Sr. Graciela Trivilino with residents of the Fazenda da Esperanza, after a day of activities (Courtesy of Graciela Trivilino)
What happens to those who have recovered?
Many people, once the year ends at the fazenda, are sent as "ambassadors of hope." Here, we give them a small diploma where we state their recovery and organize a little party for their graduation. This concept of "ambassadors" was taken from Pope Benedict XVI, who visited the farm in Brazil and where he mentioned that term. I formed the Living Hope Group in our school, which are the groups that arise to accompany the recovered, who usually meet in a chapel to accompany them in their perseverance and share the word.

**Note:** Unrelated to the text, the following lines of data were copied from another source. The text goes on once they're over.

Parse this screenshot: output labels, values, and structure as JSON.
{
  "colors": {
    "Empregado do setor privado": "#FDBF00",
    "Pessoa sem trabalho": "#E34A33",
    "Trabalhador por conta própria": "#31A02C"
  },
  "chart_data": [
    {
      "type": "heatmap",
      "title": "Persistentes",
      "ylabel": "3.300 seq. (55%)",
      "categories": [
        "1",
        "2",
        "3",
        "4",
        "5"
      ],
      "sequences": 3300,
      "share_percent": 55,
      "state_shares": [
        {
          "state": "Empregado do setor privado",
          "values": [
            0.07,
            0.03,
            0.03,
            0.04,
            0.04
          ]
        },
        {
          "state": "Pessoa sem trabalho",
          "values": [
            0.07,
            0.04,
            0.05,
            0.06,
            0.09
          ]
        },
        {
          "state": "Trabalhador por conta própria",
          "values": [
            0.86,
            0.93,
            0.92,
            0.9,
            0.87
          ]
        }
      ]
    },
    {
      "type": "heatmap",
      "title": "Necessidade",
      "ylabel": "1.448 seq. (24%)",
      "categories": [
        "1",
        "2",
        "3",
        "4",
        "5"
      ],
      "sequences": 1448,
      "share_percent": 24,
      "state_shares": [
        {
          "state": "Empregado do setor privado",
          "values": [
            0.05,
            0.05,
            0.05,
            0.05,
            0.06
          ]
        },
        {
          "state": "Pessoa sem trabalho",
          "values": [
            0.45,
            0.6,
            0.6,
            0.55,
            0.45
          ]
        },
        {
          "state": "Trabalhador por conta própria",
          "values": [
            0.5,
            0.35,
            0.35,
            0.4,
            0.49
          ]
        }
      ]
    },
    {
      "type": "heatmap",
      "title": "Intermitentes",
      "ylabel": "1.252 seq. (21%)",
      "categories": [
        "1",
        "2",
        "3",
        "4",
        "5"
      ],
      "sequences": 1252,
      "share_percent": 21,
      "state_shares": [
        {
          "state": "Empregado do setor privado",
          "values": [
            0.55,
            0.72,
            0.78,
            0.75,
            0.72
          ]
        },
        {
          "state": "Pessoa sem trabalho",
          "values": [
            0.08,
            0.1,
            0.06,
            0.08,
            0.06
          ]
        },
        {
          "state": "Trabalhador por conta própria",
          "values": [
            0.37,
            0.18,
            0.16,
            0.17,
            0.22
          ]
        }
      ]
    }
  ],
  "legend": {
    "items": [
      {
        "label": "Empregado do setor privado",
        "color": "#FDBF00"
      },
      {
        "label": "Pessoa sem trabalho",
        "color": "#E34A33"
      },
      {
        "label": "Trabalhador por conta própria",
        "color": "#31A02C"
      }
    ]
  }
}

There are some who persevere, and there are also others who relapse and go back to the hospital. Many times, it is due to the environment, that when they return to their places of origin, they find themselves in very difficult contexts to reintegrate. That is why many choose to go to other places where they can live the fazenda lifestyle.
This year, you celebrate 40 years of service as a woman religious. What reflections can you share with us about your work?
First of all, I want to emphasize the mercy of God. I was a teenager very dedicated to social work and helping those most in need, but at the same time, I was very rebellious. I always said in front of my friends that I wanted to be a missionary in Africa, not here. But once entering the postulancy, I had to stay in Florencio Varela, and over time I realized that the mission does not pass through a specific place but through an attitude of the heart.
It was as if God told me, "Stay in Varela, and I'll send you the people." The Lord took me through my religious life to those places to which I thought that, in order to live an experience as a consecrated, I had to go far away. What the Lord taught me is that if you are willing to serve him, he will show you the places.
I can summarize my experience in the biblical quote that I chose when I made my consecration: "I can do all things for those who comfort me" (Philippians 4:13). I feel that the Lord does not allow himself to be outdone in generosity, because sometimes I would go to the farm feeling tired and come back with more energy than I had before. At times, I found myself wondering, why is it that I am so happy? And I associate it with this other quote from Matthew 25: "I was sick and you visited me."
My community and my congregation are my family and from the gift of the charism: "Serving God in spirit and truth." We feel called to discover the face of God in the services to which he sends us.